In the health sector, the World Bank is helping to develop services for people with non-communicable diseases, improving the quality of care provided in hospitals including by modernizing emergency departments and stroke units, and training thousands of Ukrainian doctors. In response to Covid-19, the World Bank is also strengthening testing capacities. A large social protection project provides means-tested social assistance for the most vulnerable as well as better social services, and in order to protect people from financial hardship during COVID-19 is further expanding the number of people covered and the generosity of payments. A new higher education project, currently under preparation, will better ensure that graduates have the skills needed to get good jobs and also respond to the needs of the pandemic by equipping higher education institutions with the ability to do remote teaching and enhance digitalization across the education sector.

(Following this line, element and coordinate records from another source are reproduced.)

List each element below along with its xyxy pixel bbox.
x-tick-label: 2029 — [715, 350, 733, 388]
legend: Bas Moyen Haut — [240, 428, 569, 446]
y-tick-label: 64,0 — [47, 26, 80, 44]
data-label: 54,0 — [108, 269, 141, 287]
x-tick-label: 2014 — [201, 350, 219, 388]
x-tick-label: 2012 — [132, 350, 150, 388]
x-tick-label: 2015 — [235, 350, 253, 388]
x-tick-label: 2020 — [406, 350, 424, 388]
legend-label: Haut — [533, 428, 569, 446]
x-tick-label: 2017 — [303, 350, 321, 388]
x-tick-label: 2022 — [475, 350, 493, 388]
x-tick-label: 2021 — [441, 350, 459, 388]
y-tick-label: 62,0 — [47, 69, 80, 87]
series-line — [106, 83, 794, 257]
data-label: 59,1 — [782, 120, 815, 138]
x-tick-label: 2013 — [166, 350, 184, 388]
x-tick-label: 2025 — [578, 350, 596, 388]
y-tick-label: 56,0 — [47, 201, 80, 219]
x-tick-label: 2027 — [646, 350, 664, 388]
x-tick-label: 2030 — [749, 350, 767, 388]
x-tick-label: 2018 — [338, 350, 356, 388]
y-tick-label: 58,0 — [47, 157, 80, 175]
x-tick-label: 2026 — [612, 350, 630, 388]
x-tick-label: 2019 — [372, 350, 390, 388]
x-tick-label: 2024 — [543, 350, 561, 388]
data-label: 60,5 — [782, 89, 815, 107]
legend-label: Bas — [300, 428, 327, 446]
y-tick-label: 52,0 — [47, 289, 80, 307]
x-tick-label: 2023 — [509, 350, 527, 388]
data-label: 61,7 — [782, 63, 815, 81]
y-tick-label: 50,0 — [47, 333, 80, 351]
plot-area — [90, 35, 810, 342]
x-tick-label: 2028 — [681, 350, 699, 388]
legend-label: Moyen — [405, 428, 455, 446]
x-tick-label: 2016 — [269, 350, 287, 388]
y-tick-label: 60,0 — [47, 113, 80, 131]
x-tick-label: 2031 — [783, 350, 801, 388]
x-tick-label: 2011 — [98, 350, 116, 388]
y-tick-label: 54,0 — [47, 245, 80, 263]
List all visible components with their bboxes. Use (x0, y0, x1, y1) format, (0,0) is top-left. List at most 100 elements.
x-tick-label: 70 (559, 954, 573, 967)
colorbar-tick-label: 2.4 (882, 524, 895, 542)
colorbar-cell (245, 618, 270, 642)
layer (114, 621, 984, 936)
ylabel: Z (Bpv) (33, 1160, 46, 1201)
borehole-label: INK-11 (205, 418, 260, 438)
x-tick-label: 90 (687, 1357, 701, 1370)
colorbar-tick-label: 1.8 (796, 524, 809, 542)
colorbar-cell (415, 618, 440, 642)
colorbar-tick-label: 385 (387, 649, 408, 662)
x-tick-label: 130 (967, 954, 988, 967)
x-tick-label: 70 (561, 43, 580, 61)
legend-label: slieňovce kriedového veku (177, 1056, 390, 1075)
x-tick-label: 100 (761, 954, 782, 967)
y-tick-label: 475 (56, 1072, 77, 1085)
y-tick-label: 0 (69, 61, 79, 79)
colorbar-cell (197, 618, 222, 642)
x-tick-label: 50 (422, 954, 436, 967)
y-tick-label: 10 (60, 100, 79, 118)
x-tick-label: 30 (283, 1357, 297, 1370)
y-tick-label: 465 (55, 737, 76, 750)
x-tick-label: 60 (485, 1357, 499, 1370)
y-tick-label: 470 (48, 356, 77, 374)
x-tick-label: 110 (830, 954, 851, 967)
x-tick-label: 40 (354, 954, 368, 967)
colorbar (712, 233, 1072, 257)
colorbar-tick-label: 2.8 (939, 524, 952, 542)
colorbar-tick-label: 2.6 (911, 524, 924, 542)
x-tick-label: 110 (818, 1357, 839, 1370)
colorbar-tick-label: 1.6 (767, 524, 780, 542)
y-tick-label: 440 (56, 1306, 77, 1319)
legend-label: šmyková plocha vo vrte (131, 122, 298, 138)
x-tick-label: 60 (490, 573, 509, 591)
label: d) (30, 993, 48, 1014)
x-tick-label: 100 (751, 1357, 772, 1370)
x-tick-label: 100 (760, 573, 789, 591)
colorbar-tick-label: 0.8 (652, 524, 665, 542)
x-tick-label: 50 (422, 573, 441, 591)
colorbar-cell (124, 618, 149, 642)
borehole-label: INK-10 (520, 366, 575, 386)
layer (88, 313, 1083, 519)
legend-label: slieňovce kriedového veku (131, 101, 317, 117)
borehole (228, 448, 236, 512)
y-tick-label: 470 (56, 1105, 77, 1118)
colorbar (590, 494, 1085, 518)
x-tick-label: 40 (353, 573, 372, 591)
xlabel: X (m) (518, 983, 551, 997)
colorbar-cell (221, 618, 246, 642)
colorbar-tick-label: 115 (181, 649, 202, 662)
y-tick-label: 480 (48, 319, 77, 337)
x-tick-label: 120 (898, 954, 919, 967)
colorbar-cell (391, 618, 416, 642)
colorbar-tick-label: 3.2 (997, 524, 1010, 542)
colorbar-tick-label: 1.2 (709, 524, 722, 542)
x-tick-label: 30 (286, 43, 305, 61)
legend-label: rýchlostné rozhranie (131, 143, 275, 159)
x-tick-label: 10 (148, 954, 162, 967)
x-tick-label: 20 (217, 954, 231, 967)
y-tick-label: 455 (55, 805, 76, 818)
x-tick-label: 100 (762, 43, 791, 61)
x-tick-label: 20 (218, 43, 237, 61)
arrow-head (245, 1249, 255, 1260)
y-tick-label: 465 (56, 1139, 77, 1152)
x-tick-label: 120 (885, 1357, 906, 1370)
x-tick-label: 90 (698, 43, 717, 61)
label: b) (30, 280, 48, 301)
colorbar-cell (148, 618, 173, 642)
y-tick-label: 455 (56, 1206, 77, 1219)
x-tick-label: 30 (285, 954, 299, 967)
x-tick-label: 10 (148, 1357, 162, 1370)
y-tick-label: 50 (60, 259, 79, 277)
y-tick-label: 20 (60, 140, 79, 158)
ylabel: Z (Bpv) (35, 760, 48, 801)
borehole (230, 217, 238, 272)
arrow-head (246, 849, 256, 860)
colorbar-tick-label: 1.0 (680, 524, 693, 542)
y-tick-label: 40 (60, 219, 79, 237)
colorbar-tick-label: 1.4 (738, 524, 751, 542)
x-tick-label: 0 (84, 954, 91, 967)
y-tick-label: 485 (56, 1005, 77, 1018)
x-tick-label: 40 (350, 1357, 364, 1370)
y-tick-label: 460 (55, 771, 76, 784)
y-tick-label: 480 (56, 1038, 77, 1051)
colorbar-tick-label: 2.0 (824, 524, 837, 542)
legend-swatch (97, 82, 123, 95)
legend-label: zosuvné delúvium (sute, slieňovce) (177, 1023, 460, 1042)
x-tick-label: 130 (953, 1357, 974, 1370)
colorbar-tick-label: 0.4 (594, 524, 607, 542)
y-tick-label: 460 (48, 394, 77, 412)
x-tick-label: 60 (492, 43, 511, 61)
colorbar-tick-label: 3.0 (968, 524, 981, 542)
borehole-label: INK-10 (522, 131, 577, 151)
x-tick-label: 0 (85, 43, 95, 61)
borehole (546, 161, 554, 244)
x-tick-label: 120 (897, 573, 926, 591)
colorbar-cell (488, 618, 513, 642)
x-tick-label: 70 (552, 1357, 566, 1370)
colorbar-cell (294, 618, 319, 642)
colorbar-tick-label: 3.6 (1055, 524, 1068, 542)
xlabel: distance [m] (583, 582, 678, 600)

The World Bank Group, one of the largest sources of funding and knowledge for developing countries, is taking broad, fast action to help developing countries strengthen their pandemic response. We are supporting public health interventions, working to ensure the flow of critical supplies and equipment, and helping the private sector continue to operate and sustain jobs. We will be deploying up to $160 billion in financial support over 15 months to help more than 100 countries protect the poor and vulnerable, support businesses, and bolster economic recovery. This includes $50 billion of new IDA resources through grants and highly concessional loans.